COLLAPSE

BITCOIN VALUE DAYS DESTROYED MULTIPLE (VDD)

The Value Days Destroyed (VDD) Multiple chart is a key on-chain indicator for identifying potential Bitcoin market cycle tops and bottoms. It compares short-term spending value against the long-term baseline, acting as a momentum gauge for on-chain economic activity. By analyzing the ratio between recent and annual spending velocity, traders can effectively assess whether the market is becoming overheated or is in a period of accumulation.

BTC Price
VDD Multiple

BTC Value Days Destroyed Chart Explained: What Is It and How to Read the Chart?

Indicator Overview
The Value-Days-Destroyed (VDD) Multiple builds upon the concept of Coin-Days-Destroyed (CDD) to provide a market-timing tool. It is calculated in two main steps:

Calculate VDD: First, the daily CDD value is multiplied by the Bitcoin price for that day (VDD = CDD * Price). This adjusts the raw spending velocity for its USD value, allowing for more accurate comparisons across different price eras.

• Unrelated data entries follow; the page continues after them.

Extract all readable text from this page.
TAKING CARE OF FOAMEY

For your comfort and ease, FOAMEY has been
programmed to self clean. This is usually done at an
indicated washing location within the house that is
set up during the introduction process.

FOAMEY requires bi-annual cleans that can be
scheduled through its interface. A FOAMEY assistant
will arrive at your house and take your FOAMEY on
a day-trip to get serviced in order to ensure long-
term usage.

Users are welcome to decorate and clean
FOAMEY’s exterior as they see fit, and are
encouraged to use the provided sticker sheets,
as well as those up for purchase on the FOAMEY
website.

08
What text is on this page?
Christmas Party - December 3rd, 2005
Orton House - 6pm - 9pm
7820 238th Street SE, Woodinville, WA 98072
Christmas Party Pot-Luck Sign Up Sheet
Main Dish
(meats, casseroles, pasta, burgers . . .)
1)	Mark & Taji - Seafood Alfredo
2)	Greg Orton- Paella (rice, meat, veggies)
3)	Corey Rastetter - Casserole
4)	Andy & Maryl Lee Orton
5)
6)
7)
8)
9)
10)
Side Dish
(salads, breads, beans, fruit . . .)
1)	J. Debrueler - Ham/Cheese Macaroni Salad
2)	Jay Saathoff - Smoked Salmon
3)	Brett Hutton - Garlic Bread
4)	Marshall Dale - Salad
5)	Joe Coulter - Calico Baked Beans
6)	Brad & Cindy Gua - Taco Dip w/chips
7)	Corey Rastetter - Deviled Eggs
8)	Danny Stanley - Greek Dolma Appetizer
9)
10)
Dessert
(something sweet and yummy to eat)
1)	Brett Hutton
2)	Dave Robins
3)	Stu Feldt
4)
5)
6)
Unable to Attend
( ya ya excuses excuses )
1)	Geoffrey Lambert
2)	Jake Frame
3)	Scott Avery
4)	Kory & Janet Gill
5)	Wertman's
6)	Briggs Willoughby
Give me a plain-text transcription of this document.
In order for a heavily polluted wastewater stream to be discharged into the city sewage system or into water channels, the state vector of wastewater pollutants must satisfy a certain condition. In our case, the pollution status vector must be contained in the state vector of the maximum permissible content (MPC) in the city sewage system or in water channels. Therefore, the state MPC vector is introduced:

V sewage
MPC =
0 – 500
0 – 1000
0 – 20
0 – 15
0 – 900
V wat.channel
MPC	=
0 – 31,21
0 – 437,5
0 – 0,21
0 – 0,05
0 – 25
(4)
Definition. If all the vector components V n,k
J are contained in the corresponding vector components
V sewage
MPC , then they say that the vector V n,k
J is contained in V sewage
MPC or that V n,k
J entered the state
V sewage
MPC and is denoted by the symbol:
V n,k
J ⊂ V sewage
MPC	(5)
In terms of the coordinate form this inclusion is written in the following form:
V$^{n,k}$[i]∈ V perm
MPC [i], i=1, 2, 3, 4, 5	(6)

Calculate the Multiple: The VDD Multiple is then calculated by dividing a 30-day moving average of VDD by its 365-day moving average. This creates a ratio that shows whether the recent, short-term spending value is elevated or depressed compared to the yearly average.

This indicator effectively highlights shifts in the behavior of long-term holders, valued in US dollars.
How To View The Chart
The VDD Multiple provides clear, actionable signals for identifying extremes in market cycles.

High Values (Market Tops): When the VDD Multiple rises to high levels, it signifies that the USD value of old coins being spent is dramatically outpacing the yearly norm. This indicates that long-term holders are taking significant profits, increasing the liquid supply of BTC on the market. Historically, these periods of high spending value have aligned with major bull market peaks.

Low Values (Market Bottoms): When the multiple drops to low values, it suggests that the USD value of coins being spent is minimal compared to the annual average. This points to a market dominated by accumulation and strong holding sentiment, which has historically occurred during bear market bottoms when investor confidence is low but smart money is accumulating.